I’ve changed my mind, then. The best way forward for Alaska is one in which our governors and investors don't choose to rationally stretch Alaska's natural gas bounty over a century or more, but instead rapidly exploit it for short-term profit to be taken a self-selected few. The last thing we need to see is the careful and measured use of the gas presently "up there" on the slope. That will only make it possible for people like Miller and Parnell to do what they like to the rest of Alaska.
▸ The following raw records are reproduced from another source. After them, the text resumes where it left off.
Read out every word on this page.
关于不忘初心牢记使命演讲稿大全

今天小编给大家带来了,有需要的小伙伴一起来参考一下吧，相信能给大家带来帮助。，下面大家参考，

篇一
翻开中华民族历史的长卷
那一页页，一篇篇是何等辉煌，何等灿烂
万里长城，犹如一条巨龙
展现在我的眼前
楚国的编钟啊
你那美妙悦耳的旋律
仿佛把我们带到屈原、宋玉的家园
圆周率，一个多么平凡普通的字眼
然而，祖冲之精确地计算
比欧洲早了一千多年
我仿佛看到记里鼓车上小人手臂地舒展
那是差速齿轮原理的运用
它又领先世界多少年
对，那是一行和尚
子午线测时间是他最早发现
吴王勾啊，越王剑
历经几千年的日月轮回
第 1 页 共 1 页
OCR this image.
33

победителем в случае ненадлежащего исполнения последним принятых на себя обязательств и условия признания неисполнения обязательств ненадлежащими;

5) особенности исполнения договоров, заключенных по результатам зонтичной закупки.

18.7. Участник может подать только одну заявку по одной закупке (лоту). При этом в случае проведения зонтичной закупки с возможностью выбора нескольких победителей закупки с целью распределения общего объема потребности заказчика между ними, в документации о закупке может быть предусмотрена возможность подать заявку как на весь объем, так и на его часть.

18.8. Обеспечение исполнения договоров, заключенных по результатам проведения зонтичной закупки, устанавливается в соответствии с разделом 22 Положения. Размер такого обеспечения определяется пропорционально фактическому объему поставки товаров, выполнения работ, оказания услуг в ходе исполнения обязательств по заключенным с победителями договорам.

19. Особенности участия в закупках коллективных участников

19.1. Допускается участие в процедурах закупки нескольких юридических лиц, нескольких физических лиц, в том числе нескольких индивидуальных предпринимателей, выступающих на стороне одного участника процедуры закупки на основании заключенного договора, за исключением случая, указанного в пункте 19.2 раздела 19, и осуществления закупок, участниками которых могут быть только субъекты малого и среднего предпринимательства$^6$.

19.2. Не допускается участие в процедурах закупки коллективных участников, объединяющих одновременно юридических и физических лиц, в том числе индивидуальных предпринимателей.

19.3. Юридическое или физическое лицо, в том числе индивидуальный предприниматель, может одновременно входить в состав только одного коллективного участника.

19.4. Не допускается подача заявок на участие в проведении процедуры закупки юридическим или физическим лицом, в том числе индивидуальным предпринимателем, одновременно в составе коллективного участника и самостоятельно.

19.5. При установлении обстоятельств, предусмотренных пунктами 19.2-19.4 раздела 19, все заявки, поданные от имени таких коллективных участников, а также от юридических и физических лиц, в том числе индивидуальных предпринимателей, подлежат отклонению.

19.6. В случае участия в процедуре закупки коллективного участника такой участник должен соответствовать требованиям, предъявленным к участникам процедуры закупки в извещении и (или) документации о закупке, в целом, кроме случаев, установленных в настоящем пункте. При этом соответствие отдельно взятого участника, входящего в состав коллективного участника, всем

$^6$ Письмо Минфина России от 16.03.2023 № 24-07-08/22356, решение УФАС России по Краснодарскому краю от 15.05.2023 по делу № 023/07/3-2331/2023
No, let the 54-inch pipe be built straight to the Canadian Tar Sands. Let the gas burn away in less than a generation. While the gas is flowin', interest in expanding into other resource extraction will be much reduced, and the ready availability and high heat of flying gas money will distract everyone, and will buy us time to let inevitable global contractions, crashes and chaos worldwide to unfold, at which time limited means everywhere will forestall the worst and the most damaging effects of the Miller-Parnell tunnel-vision idiocracy. After a generation, with the oil and the gas long gone, the newcomers will be forced to head back to where they came from, leaving a still mostly undamanged Alaska behind them—the Alaska we long for, those of us for whom this place is our home, come what may, and not simply one of the last opportunities for a good suburban, high-consumer lifestyle, with shopping in Anchorage for her, and lots of manly stories of a "huntin' and fishin’ with mah boat, mah fo'r-wheeler and mah rihg" for him.